Le carrefour iconique du quartier de Shibuya, à Tokyo, le 8 janvier. (Photo Philip Fong. AFP)
Publié le 12/01/2021 à 17h45

Les autorités sanitaires japonaises ont communiqué lundi sur un variant du virus, détecté le 6 janvier chez deux adultes et deux adolescents arrivés quatre jours plus tôt sur le territoire, en provenance de la région d'Amazonas, dans le nord-ouest du Brésil.

L'information pourrait sembler anodine. Le virus mute lentement, mais sans cesse, et l'on compte déjà plus de 12 000 mutations identifiées depuis un an. Au Royaume-Uni et en Afrique du Sud, deux variants (baptisés respectivement B117 et B1351) ont attiré l'attention en raison du très grand nombre de personnes qui s'en sont rapidement trouvées porteuses. Une situation apparemment sans commune mesure avec la détection de quatre cas au Japon.

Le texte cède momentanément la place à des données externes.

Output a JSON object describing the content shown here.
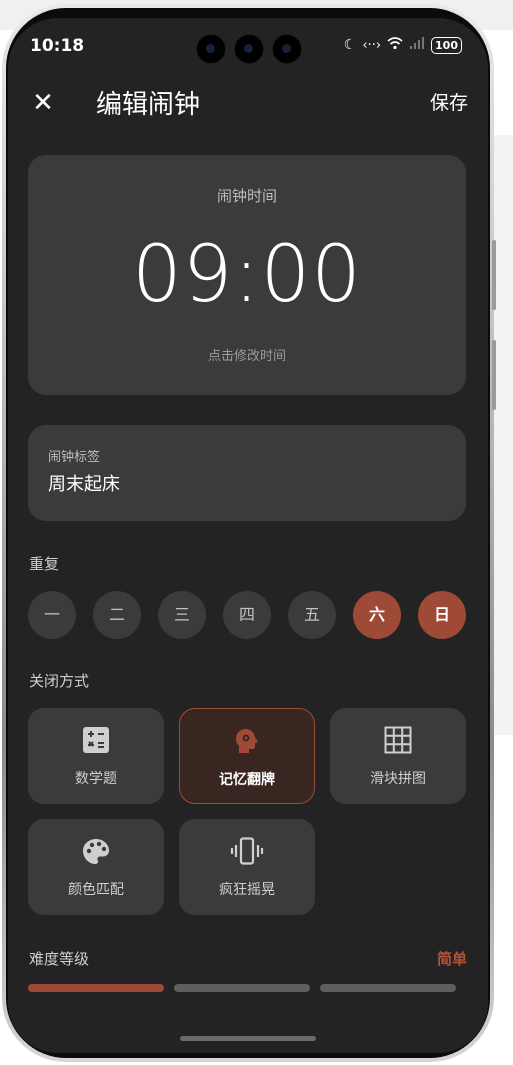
{
  "status": {
    "time": "10:18",
    "battery": "100"
  },
  "header": {
    "title": "编辑闹钟",
    "save": "保存"
  },
  "time_card": {
    "label": "闹钟时间",
    "time": "09:00",
    "hint": "点击修改时间"
  },
  "label_card": {
    "caption": "闹钟标签",
    "value": "周末起床"
  },
  "repeat": {
    "title": "重复",
    "days": [
      {
        "label": "一",
        "selected": false
      },
      {
        "label": "二",
        "selected": false
      },
      {
        "label": "三",
        "selected": false
      },
      {
        "label": "四",
        "selected": false
      },
      {
        "label": "五",
        "selected": false
      },
      {
        "label": "六",
        "selected": true
      },
      {
        "label": "日",
        "selected": true
      }
    ]
  },
  "dismiss": {
    "title": "关闭方式",
    "methods": [
      {
        "label": "数学题",
        "icon": "calculator-icon",
        "selected": false
      },
      {
        "label": "记忆翻牌",
        "icon": "brain-head-icon",
        "selected": true
      },
      {
        "label": "滑块拼图",
        "icon": "grid-icon",
        "selected": false
      },
      {
        "label": "颜色匹配",
        "icon": "palette-icon",
        "selected": false
      },
      {
        "label": "疯狂摇晃",
        "icon": "vibration-icon",
        "selected": false
      }
    ]
  },
  "difficulty": {
    "title": "难度等级",
    "value": "简单",
    "level": 1,
    "levels": 3
  },
  "colors": {
    "accent": "#9e4a37",
    "card": "#3b3b3b",
    "background": "#232323"
  }
}
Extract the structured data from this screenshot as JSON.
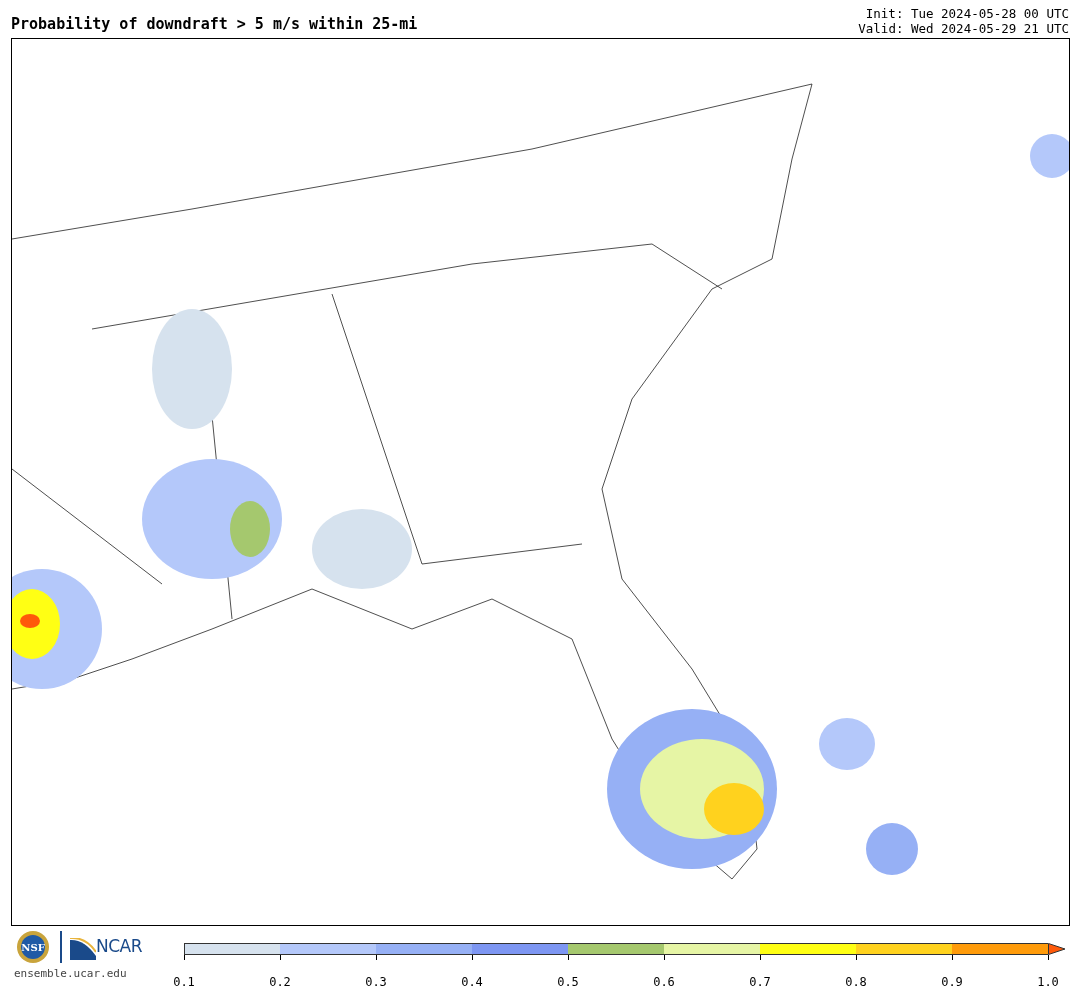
{
  "title": "Probability of downdraft > 5 m/s within 25-mi",
  "init": "Init: Tue 2024-05-28 00 UTC",
  "valid": "Valid: Wed 2024-05-29 21 UTC",
  "logos": {
    "seal_text": "NSF",
    "org_text": "NCAR",
    "site": "ensemble.ucar.edu"
  },
  "colorbar": {
    "bins": [
      {
        "color": "#d6e2ee"
      },
      {
        "color": "#b4c8fa"
      },
      {
        "color": "#96b0f5"
      },
      {
        "color": "#7d96f2"
      },
      {
        "color": "#a5c86e"
      },
      {
        "color": "#e6f5a5"
      },
      {
        "color": "#ffff14"
      },
      {
        "color": "#ffd21e"
      },
      {
        "color": "#ff9b0a"
      }
    ],
    "extend": {
      "color": "#ff5a0a"
    },
    "ticks": [
      "0.1",
      "0.2",
      "0.3",
      "0.4",
      "0.5",
      "0.6",
      "0.7",
      "0.8",
      "0.9",
      "1.0"
    ]
  }
}
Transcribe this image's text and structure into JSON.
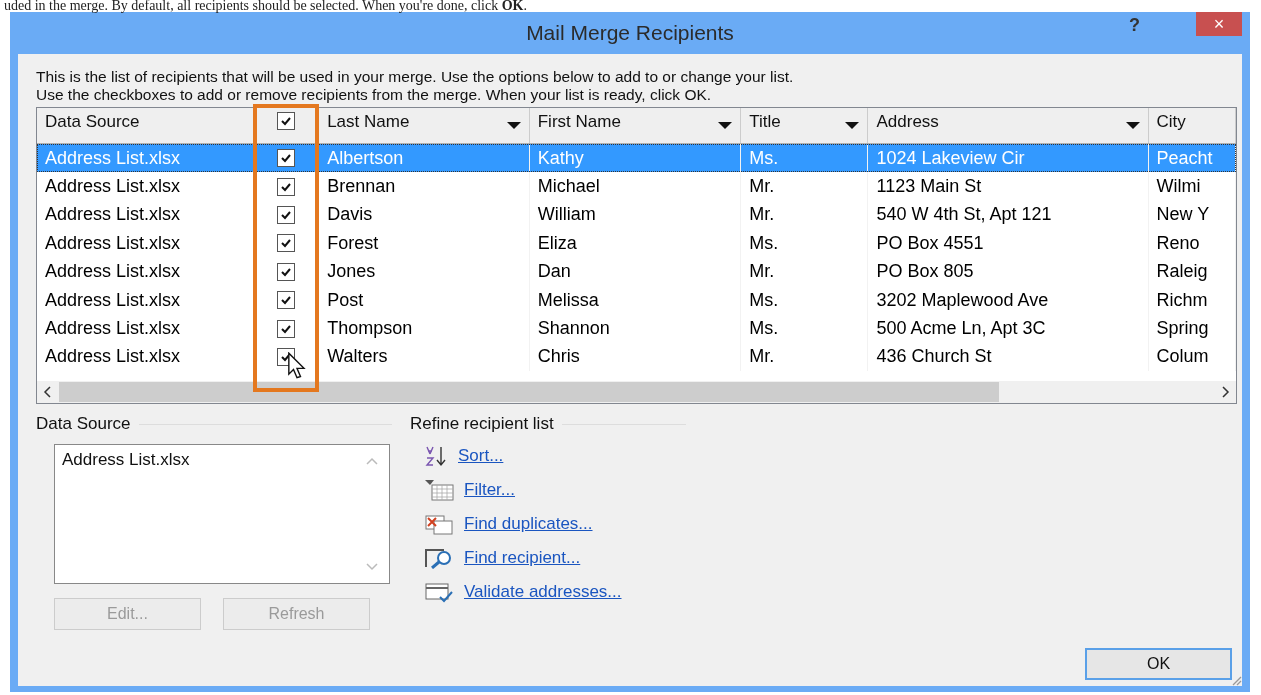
{
  "caption": "uded in the merge. By default, all recipients should be selected. When you're done, click **OK**.",
  "window": {
    "title": "Mail Merge Recipients",
    "help": "?",
    "close": "×"
  },
  "intro": [
    "This is the list of recipients that will be used in your merge.  Use the options below to add to or change your list.",
    "Use the checkboxes to add or remove recipients from the merge.  When your list is ready, click OK."
  ],
  "table": {
    "header_checked": true,
    "columns": [
      {
        "label": "Data Source",
        "dropdown": false
      },
      {
        "label": "Last Name",
        "dropdown": true
      },
      {
        "label": "First Name",
        "dropdown": true
      },
      {
        "label": "Title",
        "dropdown": true
      },
      {
        "label": "Address",
        "dropdown": true
      },
      {
        "label": "City",
        "dropdown": false
      }
    ],
    "rows": [
      {
        "selected": true,
        "checked": true,
        "cells": [
          "Address List.xlsx",
          "Albertson",
          "Kathy",
          "Ms.",
          "1024 Lakeview Cir",
          "Peacht"
        ]
      },
      {
        "selected": false,
        "checked": true,
        "cells": [
          "Address List.xlsx",
          "Brennan",
          "Michael",
          "Mr.",
          "1123 Main St",
          "Wilmi"
        ]
      },
      {
        "selected": false,
        "checked": true,
        "cells": [
          "Address List.xlsx",
          "Davis",
          "William",
          "Mr.",
          "540 W 4th St, Apt 121",
          "New Y"
        ]
      },
      {
        "selected": false,
        "checked": true,
        "cells": [
          "Address List.xlsx",
          "Forest",
          "Eliza",
          "Ms.",
          "PO Box 4551",
          "Reno"
        ]
      },
      {
        "selected": false,
        "checked": true,
        "cells": [
          "Address List.xlsx",
          "Jones",
          "Dan",
          "Mr.",
          "PO Box 805",
          "Raleig"
        ]
      },
      {
        "selected": false,
        "checked": true,
        "cells": [
          "Address List.xlsx",
          "Post",
          "Melissa",
          "Ms.",
          "3202 Maplewood Ave",
          "Richm"
        ]
      },
      {
        "selected": false,
        "checked": true,
        "cells": [
          "Address List.xlsx",
          "Thompson",
          "Shannon",
          "Ms.",
          "500 Acme Ln, Apt 3C",
          "Spring"
        ]
      },
      {
        "selected": false,
        "checked": true,
        "cells": [
          "Address List.xlsx",
          "Walters",
          "Chris",
          "Mr.",
          "436 Church St",
          "Colum"
        ]
      }
    ]
  },
  "data_source": {
    "title": "Data Source",
    "items": [
      "Address List.xlsx"
    ],
    "buttons": [
      {
        "label": "Edit...",
        "disabled": true
      },
      {
        "label": "Refresh",
        "disabled": true
      }
    ]
  },
  "refine": {
    "title": "Refine recipient list",
    "links": [
      {
        "kind": "sort",
        "label": "Sort..."
      },
      {
        "kind": "filter",
        "label": "Filter..."
      },
      {
        "kind": "duplicates",
        "label": "Find duplicates..."
      },
      {
        "kind": "find",
        "label": "Find recipient..."
      },
      {
        "kind": "validate",
        "label": "Validate addresses..."
      }
    ]
  },
  "ok_button": {
    "label": "OK"
  }
}
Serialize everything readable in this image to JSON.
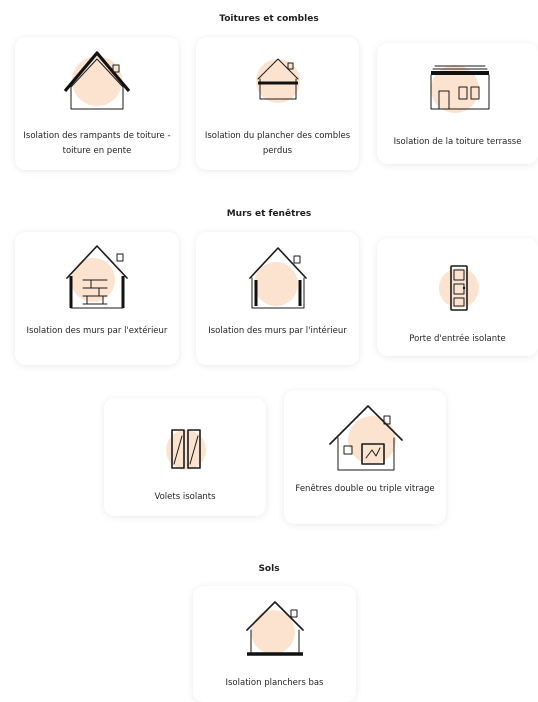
{
  "sections": [
    {
      "title": "Toitures et combles",
      "cards": [
        {
          "label": "Isolation des rampants de toiture - toiture en pente",
          "icon": "roof-slope-house-icon"
        },
        {
          "label": "Isolation du plancher des combles perdus",
          "icon": "attic-floor-house-icon"
        },
        {
          "label": "Isolation de la toiture terrasse",
          "icon": "flat-roof-building-icon"
        }
      ]
    },
    {
      "title": "Murs et fenêtres",
      "cards": [
        {
          "label": "Isolation des murs par l'extérieur",
          "icon": "exterior-wall-house-icon"
        },
        {
          "label": "Isolation des murs par l'intérieur",
          "icon": "interior-wall-house-icon"
        },
        {
          "label": "Porte d'entrée isolante",
          "icon": "door-icon"
        },
        {
          "label": "Volets isolants",
          "icon": "shutters-icon"
        },
        {
          "label": "Fenêtres double ou triple vitrage",
          "icon": "window-house-icon"
        }
      ]
    },
    {
      "title": "Sols",
      "cards": [
        {
          "label": "Isolation planchers bas",
          "icon": "low-floor-house-icon"
        }
      ]
    }
  ],
  "colors": {
    "accent_blob": "#fbe3d0",
    "text": "#1f1f1f",
    "card_bg": "#ffffff"
  }
}
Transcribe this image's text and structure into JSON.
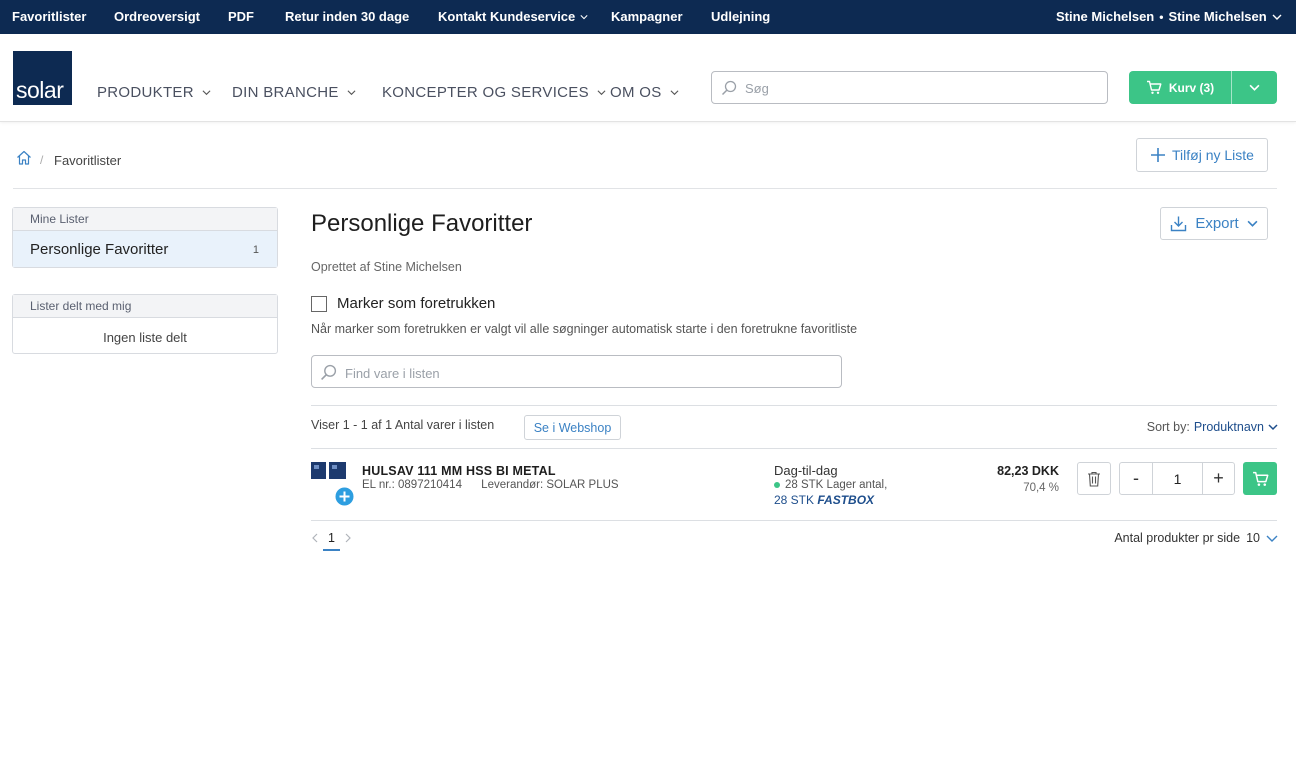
{
  "topbar": {
    "links": [
      "Favoritlister",
      "Ordreoversigt",
      "PDF",
      "Retur inden 30 dage",
      "Kontakt Kundeservice",
      "Kampagner",
      "Udlejning"
    ],
    "user_company": "Stine Michelsen",
    "separator": "•",
    "user_name": "Stine Michelsen"
  },
  "header": {
    "logo_text": "solar",
    "nav": [
      "PRODUKTER",
      "DIN BRANCHE",
      "KONCEPTER OG SERVICES",
      "OM OS"
    ],
    "search_placeholder": "Søg",
    "cart_label": "Kurv (3)"
  },
  "breadcrumb": {
    "separator": "/",
    "current": "Favoritlister"
  },
  "add_list_label": "Tilføj ny Liste",
  "sidebar": {
    "my_lists_header": "Mine Lister",
    "my_lists": [
      {
        "name": "Personlige Favoritter",
        "count": "1"
      }
    ],
    "shared_header": "Lister delt med mig",
    "shared_empty": "Ingen liste delt"
  },
  "main": {
    "title": "Personlige Favoritter",
    "export_label": "Export",
    "created_by": "Oprettet af Stine Michelsen",
    "preferred_label": "Marker som foretrukken",
    "preferred_checked": false,
    "preferred_hint": "Når marker som foretrukken er valgt vil alle søgninger automatisk starte i den foretrukne favoritliste",
    "find_placeholder": "Find vare i listen",
    "showing_text": "Viser 1 - 1 af 1 Antal varer i listen",
    "webshop_label": "Se i Webshop",
    "sort_label": "Sort by:",
    "sort_value": "Produktnavn"
  },
  "products": [
    {
      "name": "HULSAV 111 MM HSS BI METAL",
      "el_nr": "EL nr.: 0897210414",
      "supplier": "Leverandør: SOLAR PLUS",
      "delivery": "Dag-til-dag",
      "stock_line": "28 STK Lager antal,",
      "fastbox_qty": "28 STK",
      "fastbox_label": "FASTBOX",
      "price": "82,23 DKK",
      "discount": "70,4 %",
      "qty_minus": "-",
      "quantity": "1",
      "qty_plus": "+"
    }
  ],
  "pagination": {
    "current_page": "1",
    "per_page_label": "Antal produkter pr side",
    "per_page_value": "10"
  },
  "colors": {
    "topbar_bg": "#0d2a52",
    "accent_green": "#3cc587",
    "link_blue": "#3b82c4",
    "dark_blue_text": "#1e4e8c"
  }
}
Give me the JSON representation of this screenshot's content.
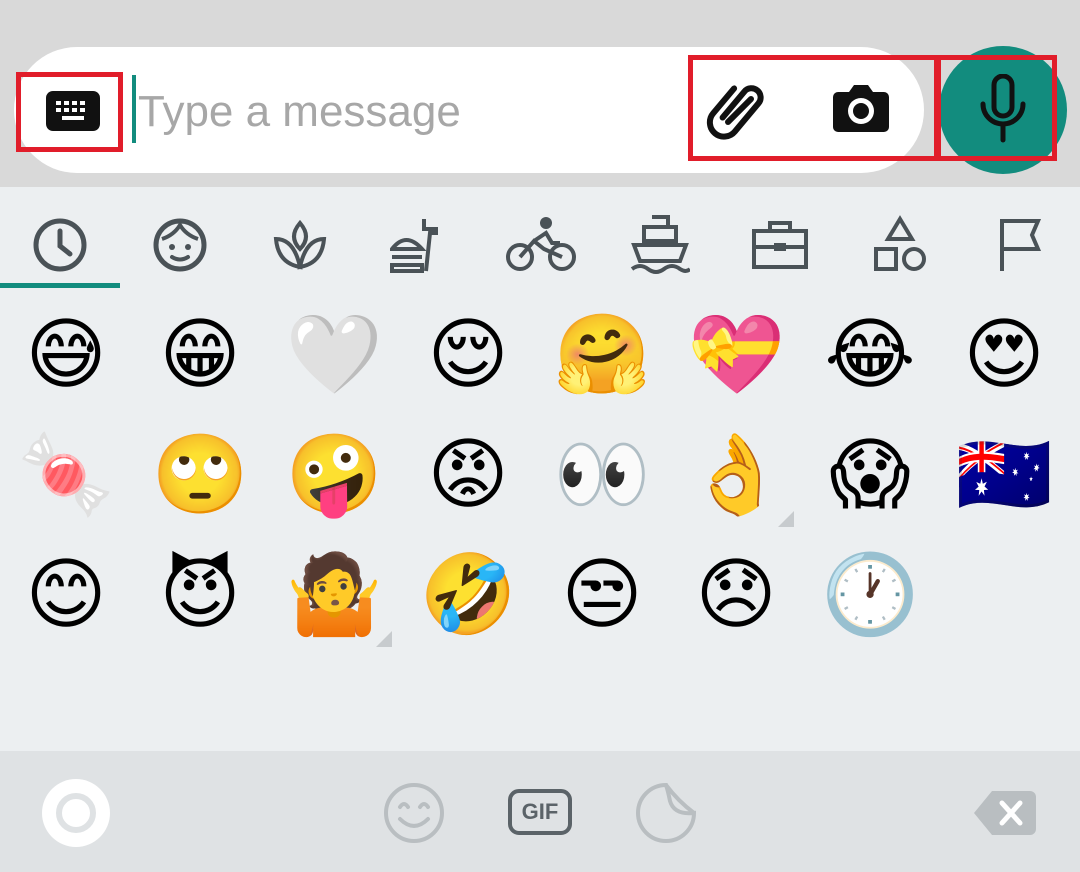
{
  "input": {
    "placeholder": "Type a message",
    "value": "",
    "keyboard_icon": "keyboard-icon",
    "attach_icon": "paperclip-icon",
    "camera_icon": "camera-icon",
    "mic_icon": "microphone-icon"
  },
  "emoji_panel": {
    "categories": [
      {
        "id": "recent",
        "icon": "clock-icon"
      },
      {
        "id": "smileys",
        "icon": "face-icon"
      },
      {
        "id": "nature",
        "icon": "leaf-icon"
      },
      {
        "id": "food",
        "icon": "food-icon"
      },
      {
        "id": "activity",
        "icon": "cyclist-icon"
      },
      {
        "id": "travel",
        "icon": "ship-icon"
      },
      {
        "id": "objects",
        "icon": "briefcase-icon"
      },
      {
        "id": "symbols",
        "icon": "shapes-icon"
      },
      {
        "id": "flags",
        "icon": "flag-icon"
      }
    ],
    "active_category": "recent",
    "recent_emojis": [
      "😅",
      "😁",
      "🤍",
      "😌",
      "🤗",
      "💝",
      "😂",
      "😍",
      "🍬",
      "🙄",
      "🤪",
      "😡",
      "👀",
      "👌",
      "😱",
      "🇦🇺",
      "😊",
      "😈",
      "🤷",
      "🤣",
      "😒",
      "😞",
      "🕐"
    ]
  },
  "bottom_bar": {
    "left_icon": "record-circle-icon",
    "tabs": [
      {
        "id": "emoji",
        "icon": "smiley-icon"
      },
      {
        "id": "gif",
        "label": "GIF",
        "icon": "gif-icon"
      },
      {
        "id": "stickers",
        "icon": "sticker-icon"
      }
    ],
    "backspace_icon": "backspace-icon"
  },
  "colors": {
    "accent": "#128c7e",
    "highlight": "#e11d2a",
    "panel_bg": "#eceff1",
    "icon_gray": "#4a5257"
  }
}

Des anticorps dix fois moins sensibles à ce variant

Pourtant, ces deux variants prolifiques possèdent un point commun : une mutation (N501Y), apparue de façon indépendante dans ces deux régions du monde, qui modifie légèrement la protéine «spike» par laquelle le virus s'arrime aux cellules, avec un effet vraisemblable sur sa capacité à les infecter. Or, le variant détecté sur le sol japonais présente lui aussi cette mutation N501Y.